Mr. Najib and Malaysia’s attorney general have said the money in his bank accounts was a gift from the Saudi royal family. The attorney general cleared Mr. Najib of wrongdoing and said most of the money was returned. Saudi Arabia’s foreign ministry acknowledged a donation to Malaysia but declined to comment further. The 1MDB fund denies wrongdoing and says it is ready to cooperate with any investigation. It said on several occasions it hasn’t been contacted by a foreign investigative agency.

The properties U.S. investigators are probing were bought with a portion of money diverted to what appeared to be an Abu Dhabi business partner of 1MDB, according to the people familiar with the probes and documents reviewed by the Journal.

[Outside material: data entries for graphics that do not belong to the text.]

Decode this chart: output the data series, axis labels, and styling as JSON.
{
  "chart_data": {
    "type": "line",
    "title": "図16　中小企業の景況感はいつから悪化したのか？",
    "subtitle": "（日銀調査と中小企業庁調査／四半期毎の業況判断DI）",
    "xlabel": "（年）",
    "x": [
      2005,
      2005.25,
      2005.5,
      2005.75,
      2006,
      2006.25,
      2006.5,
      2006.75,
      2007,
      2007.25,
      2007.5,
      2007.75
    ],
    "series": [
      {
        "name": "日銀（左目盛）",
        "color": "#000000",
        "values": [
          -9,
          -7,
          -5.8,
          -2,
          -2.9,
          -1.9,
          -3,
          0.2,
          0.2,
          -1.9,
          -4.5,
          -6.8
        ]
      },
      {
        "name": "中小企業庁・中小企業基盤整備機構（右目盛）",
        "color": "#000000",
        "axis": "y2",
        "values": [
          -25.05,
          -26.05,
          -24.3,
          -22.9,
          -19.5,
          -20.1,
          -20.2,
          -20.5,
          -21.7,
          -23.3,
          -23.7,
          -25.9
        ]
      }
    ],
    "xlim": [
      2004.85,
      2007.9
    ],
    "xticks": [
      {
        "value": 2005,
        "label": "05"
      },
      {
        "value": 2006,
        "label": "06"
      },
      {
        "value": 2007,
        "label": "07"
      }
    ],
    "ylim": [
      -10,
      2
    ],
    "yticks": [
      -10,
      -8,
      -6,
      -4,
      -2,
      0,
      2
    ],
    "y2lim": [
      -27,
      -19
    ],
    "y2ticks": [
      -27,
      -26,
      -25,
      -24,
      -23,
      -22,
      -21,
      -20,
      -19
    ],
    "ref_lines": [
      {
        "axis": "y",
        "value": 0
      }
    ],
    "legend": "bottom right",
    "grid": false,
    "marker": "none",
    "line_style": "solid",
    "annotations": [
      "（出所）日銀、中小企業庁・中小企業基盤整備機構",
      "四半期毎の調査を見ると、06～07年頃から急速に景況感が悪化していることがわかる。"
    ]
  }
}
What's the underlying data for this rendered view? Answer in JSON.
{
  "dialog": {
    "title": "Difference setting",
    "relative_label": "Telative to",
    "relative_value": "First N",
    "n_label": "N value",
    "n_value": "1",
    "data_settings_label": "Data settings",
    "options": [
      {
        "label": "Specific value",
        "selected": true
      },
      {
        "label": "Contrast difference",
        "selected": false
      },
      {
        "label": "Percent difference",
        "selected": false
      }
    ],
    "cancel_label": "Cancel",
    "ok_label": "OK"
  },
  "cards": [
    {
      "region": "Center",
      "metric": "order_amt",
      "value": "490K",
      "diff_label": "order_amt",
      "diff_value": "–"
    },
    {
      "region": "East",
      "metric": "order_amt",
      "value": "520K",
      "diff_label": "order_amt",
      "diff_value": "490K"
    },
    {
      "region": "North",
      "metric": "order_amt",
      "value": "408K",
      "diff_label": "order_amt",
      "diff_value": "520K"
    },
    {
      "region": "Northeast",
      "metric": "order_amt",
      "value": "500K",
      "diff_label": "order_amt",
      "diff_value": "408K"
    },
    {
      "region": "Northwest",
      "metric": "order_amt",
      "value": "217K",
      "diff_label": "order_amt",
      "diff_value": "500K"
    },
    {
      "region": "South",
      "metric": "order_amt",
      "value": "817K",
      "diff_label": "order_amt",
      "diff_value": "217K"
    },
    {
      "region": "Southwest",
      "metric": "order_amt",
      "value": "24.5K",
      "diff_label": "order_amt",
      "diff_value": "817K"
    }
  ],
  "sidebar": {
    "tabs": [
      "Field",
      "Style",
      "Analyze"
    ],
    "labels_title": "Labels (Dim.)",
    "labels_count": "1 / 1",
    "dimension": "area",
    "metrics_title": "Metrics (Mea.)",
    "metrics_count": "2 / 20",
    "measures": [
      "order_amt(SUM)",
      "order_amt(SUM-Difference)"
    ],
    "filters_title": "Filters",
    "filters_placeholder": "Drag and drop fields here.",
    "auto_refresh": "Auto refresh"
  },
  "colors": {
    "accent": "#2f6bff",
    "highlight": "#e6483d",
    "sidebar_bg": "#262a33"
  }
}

The business partner allegedly moved the money through a British Virgin Islands company, which then sent it to a company owned and controlled by Mr. Najib’s stepson, Mr. Aziz. He used some of the money transferred to his company to buy a 7,700-square-foot, $33.5 million duplex in the Park Laurel condominium tower overlooking New York’s Central Park and an 11,000-square-foot walled mansion in Beverly Hills with a 120-foot-long pool for more than $17.5 million, according to documents reviewed by the Journal and people familiar with probes in two countries.

Mr. Aziz is also a major collector of movie paraphernalia, including a rare $1 million movie poster for the 1927 Fritz Lang science-fiction film “Metropolis.”

Regulators in Switzerland and Singapore have brought actions this year related to 1MDB investigations. In coordinated announcements, they targeted Swiss private bank BSI SA that they say played a pivotal role in some of 1MDB’s biggest transactions.

Switzerland’s financial regulator, Finma, accused BSI of committing serious breaches of money-laundering regulations in its dealings with 1MDB “despite clearly suspicious indications.” BSI was ordered to pay 95 million Swiss francs ($99 million).

BSI said at the time that its CEO was stepping down immediately and that it cooperated fully with investigations by regulators in Switzerland and Singapore. The company said later it was appealing the penalties brought by Switzerland.

—Aruna Viswanatha contributed to this article.